The changing structure also has implications for the classroom and faculty governance that haven't been completely resolved. Tang said the same need to address real-world issues that promoted interdisciplinary institutes also led to a growth of professors of the practice and other non-tenure track regular faculty.
However, he said, these scholars need new university policies to help develop their teaching and research careers.
The conversation returned regularly to the sciences and quantitative sciences, and several faculty asked where humanities fit into the issue. Jan Ewald of history noted that her department has changed significantly since she arrived at Duke without breaking up into centers or institutes. Unlike in the sciences, she said there was no sense that knowledge in history has "exploded" in new fields.
Yet, Nechyba said there is an essential role for the humanities in a university built on team-teaching and multi-disciplinary learning.

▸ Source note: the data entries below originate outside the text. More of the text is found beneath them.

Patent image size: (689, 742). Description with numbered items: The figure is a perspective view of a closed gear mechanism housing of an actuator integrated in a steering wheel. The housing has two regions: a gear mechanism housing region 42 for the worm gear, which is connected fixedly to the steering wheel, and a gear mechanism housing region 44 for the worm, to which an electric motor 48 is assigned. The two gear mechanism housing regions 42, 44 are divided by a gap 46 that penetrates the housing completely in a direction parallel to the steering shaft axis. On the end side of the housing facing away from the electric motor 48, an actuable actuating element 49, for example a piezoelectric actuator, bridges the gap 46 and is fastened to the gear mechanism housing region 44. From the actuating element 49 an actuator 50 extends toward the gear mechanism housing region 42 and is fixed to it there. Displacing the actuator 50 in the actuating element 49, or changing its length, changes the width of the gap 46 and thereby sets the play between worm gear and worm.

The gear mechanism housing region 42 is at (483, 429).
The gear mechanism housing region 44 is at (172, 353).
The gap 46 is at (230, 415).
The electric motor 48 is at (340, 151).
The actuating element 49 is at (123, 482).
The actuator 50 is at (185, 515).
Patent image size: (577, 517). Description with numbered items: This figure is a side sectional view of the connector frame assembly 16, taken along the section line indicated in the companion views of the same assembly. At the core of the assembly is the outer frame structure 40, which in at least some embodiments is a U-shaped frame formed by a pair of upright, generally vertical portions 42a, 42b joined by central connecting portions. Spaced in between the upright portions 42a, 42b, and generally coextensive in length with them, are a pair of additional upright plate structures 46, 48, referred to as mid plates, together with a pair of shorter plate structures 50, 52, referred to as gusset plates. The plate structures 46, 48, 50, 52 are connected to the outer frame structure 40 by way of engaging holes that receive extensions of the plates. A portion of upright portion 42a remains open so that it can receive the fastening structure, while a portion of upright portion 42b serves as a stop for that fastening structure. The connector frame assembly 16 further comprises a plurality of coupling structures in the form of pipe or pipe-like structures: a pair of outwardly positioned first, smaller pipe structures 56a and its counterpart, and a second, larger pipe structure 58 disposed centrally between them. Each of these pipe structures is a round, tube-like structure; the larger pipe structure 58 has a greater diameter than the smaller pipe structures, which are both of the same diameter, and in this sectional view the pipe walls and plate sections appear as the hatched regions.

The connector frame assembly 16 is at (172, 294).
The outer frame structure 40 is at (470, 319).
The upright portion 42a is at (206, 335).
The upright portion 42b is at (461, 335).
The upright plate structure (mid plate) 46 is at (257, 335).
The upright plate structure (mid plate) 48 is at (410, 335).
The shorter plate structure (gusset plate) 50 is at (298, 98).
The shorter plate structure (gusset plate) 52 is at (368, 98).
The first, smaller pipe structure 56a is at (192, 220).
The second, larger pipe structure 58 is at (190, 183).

"If we are to address a real-world problem, it would be shocking if we didn't look to history as being part of it," he said. "This creates a need for us to figure out how to work together. It also means if one of your students is going to be on a team where some of the work is highly quantitative, we have to find out a way for them to be able to have quantitative conversations. It's an educational challenge."
The second Council Conversation is set for the Feb. 21 council meeting and will focus on teaching and learning. The third event will explore the future of the professoriate at the May 9 council meeting.